L’application précoce d’un contrôle ciblé de la température en hypothermie (CCT) à l’aide d’un dispositif trans-nasal (DTN), dès la réanimation cardio-pulmonaire (RCP), permet-elle d’améliorer le pronostic vital et fonctionnel à 90 jours après un arrêt cardio-respiratoire (ACR) extra hospitalier.

Type d’étude

Etude européenne multicentrique, internationale menée dans 11 services d’urgence pré hospitaliers de 7 pays européens, prospective et interventionnelle de supériorité.

Population étudiée

Adultes présentant un ACR extra hospitalier devant témoin, à l’exception des patients âgés de plus de 80 ans, des arrêts cardiaques de cause traumatique, ou après overdose, noyade, inhalation de fumée, électrocution, accident vasculaire cérébral ou pendaison. Les autres critères de non inclusion étaient un délai de prise en charge de plus de 15 minutes après l’ACR, l’existence d’une hémorragie sévère, d’une hypothermie, d’un trouble de l’hémostase préalable à l’ACR, ou encore d’une contre-indication anatomique. Les patients non réanimatoires et la grossesse étaient également des critères d’exclusion.

Méthode

Les patients inclus étaient randomisés avec un ratio 1:1, par bloc de 4 sans stratification, pour recevoir ou non un refroidissement par évaporation trans-nasale lors de la RCP après gestion des voies aériennes par intubation oro-trachéale ou par masque laryngé. Le cathéter nasal était laissé en place durant le transport jusqu’en réanimation. Les patients des deux groupes recevaient ensuite un CCT standard entre 32 et 34°C pendant 24 heures après leur admission à l’hôpital, sous couvert de sédation et curarisation.

Le critère de jugement principal était l’évolution neurologique favorable à 90 jours de l’ACR, définie par un score Cerebral Performance Category (CPC) de 1 ou 2 (évaluation en aveugle).
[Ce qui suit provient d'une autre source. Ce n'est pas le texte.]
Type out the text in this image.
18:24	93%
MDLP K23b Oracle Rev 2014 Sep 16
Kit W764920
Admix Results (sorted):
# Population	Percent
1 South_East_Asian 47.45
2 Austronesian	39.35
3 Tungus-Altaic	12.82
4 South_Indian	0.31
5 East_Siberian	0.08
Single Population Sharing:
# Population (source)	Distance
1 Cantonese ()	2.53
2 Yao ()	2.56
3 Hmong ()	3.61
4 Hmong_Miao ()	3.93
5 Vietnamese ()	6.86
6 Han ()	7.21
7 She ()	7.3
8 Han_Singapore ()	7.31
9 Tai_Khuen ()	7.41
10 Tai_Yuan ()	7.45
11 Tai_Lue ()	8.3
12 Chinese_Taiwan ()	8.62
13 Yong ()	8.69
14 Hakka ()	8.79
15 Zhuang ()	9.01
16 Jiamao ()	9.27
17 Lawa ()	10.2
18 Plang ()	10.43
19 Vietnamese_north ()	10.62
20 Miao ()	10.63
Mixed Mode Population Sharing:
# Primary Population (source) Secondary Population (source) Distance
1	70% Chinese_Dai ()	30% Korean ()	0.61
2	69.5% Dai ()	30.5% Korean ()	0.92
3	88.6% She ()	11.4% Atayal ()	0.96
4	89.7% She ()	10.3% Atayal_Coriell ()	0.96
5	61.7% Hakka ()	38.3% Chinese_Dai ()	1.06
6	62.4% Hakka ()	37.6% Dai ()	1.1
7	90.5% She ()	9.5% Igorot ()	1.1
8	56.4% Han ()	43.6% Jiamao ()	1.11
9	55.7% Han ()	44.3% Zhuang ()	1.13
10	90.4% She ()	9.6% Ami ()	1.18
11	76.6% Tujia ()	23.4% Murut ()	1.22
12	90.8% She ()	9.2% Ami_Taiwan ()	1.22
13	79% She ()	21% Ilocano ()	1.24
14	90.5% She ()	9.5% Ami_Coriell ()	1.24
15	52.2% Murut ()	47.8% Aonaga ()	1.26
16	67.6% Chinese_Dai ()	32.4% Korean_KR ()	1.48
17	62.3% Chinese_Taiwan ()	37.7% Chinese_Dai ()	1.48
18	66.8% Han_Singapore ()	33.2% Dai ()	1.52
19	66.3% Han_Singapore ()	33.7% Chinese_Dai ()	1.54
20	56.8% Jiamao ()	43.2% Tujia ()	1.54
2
Le calcul d’effectif était basé sur une amélioration de 16% du taux d’évolution neurologique favorable dans le groupe interventionnel, requérant 650 patients à inclure afin de pouvoir évaluer 150 patients vivants à l’admission dans chaque groupe.

Les critères de jugement secondaires étaient la survie à J90 des patients randomisés, l’efficacité du refroidissement et le délai du refroidissement à 34°C après l’ACR. La tolérance du dispositif était testée dans les 24h de l’admission.

Des analyses en sous groupe étaient prédéfinies chez les patients ayant un rythme cardiaque initial choquable ou pris en charge moins de 10 minutes après l’ACR.

Résultats essentiels

Entre 2010 et 2018, 677 patients ont été randomisés, 343 dans le groupe interventionnel et 334 dans le groupe contrôle, dont 43 % étaient vivants à leur arrivée en réanimation.

Les patients du groupe interventionnel présentaient une température médiane à 34,6°C contre 35,8 °C dans le groupe contrôle (p<0,001), obtenues dans un délai de 105 min et 182 min (p <0,001), respectivement.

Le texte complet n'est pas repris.